Rutan's VR argument highlights a fundamental prediction about the future of aviation: Computer technology has barely begun to transform the human-machine interface. This includes the operation of airplanes themselves. Cockpit controls will become intuitive, immersive VR interfaces, guiding pilots along crystal-clear highways in the sky even in zero visibility. Such technology will be critical if the air taxi and UAV systems predicted by Moore, MacCready and Muellner are to fly. Despite the processing power found in state-of-the-art fighters like the F/A-22, the age of the thinking flying machine has not even dawned. It will dawn, and that will open the control of aircraft to far more people than ever before—while some, in Rutan's vision, simply stay home.
AIR TAXI vs. SUPERLINER
Air travel will of course survive. But there are huge questions: Big airplanes or small? A centralized system dominated by mega-airlines (pecked to pieces by low-cost start-ups like JetBlue) or a decentralized, distributed system?
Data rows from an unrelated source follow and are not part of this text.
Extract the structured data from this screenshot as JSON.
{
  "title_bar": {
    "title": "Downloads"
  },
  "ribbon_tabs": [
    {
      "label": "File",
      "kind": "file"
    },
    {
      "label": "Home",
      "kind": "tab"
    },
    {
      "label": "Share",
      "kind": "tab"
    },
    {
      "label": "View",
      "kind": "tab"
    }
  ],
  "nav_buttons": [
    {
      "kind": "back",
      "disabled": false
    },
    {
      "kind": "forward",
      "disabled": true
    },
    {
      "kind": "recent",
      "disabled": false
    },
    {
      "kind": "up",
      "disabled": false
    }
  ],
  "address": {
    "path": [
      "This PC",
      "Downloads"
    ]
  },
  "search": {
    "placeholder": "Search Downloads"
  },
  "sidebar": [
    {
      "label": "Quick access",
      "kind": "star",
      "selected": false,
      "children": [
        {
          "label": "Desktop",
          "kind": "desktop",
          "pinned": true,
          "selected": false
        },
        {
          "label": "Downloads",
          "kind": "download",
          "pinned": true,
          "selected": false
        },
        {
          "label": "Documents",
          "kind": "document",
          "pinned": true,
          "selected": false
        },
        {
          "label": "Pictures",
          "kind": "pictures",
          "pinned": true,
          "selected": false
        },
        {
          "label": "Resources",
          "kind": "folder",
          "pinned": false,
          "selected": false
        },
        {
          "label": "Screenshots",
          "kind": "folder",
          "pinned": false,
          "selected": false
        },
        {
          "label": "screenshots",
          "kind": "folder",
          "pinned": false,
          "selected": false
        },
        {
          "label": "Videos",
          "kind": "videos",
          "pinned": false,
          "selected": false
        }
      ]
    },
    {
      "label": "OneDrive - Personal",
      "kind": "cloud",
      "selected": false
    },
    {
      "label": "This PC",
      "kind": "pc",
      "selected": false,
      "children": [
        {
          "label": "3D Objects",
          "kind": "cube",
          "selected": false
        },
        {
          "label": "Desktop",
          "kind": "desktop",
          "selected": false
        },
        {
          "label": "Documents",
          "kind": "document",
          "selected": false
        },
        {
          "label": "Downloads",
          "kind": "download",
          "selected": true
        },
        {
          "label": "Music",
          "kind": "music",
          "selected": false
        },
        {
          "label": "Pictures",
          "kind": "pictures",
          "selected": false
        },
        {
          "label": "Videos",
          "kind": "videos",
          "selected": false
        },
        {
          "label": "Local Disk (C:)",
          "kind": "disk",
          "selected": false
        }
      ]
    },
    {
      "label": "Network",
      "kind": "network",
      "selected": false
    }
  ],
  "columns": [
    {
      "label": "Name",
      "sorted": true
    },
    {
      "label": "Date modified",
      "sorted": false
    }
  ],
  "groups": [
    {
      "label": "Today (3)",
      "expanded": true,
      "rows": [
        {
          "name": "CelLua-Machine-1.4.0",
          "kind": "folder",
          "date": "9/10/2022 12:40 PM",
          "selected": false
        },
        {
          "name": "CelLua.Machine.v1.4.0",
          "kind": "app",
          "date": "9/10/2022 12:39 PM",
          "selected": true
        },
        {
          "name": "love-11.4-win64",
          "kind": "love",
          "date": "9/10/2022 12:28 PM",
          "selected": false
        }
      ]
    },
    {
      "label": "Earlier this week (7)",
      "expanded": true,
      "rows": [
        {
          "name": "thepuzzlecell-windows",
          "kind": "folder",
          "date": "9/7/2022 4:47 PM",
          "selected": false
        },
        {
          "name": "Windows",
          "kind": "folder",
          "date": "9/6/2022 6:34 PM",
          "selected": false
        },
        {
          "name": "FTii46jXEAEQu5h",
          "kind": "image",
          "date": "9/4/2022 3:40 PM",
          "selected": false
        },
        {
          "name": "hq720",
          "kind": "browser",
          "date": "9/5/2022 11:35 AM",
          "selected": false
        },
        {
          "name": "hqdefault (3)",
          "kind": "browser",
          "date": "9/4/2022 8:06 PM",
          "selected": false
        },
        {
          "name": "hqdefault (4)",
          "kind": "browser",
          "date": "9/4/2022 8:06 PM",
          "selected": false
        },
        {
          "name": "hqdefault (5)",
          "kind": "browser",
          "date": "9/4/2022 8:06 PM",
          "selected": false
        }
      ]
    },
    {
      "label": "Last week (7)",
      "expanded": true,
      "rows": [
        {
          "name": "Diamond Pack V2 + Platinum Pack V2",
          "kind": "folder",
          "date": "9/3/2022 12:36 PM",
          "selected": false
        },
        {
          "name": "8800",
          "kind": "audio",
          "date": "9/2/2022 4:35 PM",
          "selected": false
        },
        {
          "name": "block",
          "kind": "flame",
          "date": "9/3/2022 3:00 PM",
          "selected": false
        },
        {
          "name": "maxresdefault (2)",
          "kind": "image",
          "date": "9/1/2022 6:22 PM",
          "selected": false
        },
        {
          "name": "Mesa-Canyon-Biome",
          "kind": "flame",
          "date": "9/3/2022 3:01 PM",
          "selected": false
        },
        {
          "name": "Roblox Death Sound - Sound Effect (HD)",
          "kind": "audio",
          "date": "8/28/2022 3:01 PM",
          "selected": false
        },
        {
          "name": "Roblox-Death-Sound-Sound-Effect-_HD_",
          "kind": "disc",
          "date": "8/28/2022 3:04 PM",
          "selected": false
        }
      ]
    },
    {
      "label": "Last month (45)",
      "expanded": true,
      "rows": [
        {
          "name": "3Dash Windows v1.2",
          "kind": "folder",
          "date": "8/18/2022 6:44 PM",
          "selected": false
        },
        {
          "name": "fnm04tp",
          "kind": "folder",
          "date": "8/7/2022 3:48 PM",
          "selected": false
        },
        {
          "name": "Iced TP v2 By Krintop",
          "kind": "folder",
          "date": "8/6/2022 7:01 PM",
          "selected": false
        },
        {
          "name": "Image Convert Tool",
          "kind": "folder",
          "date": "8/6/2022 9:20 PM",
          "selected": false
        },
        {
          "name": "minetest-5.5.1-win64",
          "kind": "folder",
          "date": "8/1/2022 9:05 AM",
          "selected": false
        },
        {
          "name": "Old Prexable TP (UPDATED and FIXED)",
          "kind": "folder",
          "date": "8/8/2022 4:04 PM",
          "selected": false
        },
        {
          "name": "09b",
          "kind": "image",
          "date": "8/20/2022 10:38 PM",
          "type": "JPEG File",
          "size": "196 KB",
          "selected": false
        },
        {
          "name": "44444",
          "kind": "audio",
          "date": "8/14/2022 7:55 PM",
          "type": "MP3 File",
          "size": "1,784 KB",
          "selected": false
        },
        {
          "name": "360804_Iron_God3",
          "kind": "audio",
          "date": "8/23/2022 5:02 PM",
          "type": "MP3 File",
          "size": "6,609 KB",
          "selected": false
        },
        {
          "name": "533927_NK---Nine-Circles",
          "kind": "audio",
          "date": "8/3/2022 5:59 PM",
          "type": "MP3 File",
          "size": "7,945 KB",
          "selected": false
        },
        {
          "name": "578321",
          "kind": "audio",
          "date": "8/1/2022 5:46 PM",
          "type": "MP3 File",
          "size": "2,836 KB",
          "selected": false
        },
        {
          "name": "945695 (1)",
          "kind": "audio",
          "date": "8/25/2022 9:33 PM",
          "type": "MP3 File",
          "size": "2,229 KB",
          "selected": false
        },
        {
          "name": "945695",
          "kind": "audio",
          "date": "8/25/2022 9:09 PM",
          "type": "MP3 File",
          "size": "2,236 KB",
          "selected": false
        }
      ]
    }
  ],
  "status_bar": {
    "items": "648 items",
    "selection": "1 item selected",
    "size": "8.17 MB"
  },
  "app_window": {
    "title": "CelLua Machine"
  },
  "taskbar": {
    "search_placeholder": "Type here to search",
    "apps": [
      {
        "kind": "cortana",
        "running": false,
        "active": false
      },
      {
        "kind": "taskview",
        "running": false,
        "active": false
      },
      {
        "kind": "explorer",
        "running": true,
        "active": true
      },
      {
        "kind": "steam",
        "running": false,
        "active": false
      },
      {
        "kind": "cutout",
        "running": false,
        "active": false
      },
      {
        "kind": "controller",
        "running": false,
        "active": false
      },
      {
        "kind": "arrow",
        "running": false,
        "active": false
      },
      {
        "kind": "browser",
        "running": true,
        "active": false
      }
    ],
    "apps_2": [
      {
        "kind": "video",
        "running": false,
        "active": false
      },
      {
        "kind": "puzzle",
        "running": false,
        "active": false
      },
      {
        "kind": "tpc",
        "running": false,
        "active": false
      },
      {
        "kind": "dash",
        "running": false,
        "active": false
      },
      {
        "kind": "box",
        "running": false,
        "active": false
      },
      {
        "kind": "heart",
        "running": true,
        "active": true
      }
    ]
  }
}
Supersonic, hypersonic, VTOL (vertical takeoff and landing) or high-performance air taxis? The future probably holds all of these, but consider how interesting a devolution of the airline system would be.
Today's hub-and-spoke network funnels travelers to smaller cities by bouncing them through hub airports near the big metropolises. Everyone except business titans, general-aviation enthusiasts and salespeople bound for clients in the sticks flies on aircraft that are, basically, big or bigger. As travel time to bloated airports grows longer—and it will grow longer unless there's a massive shift to public transit—the system will become more painful, especially when recession-dampened passenger volume recovers. Airport security challenges will continue to frustrate, and that adds up to a perpetual mess.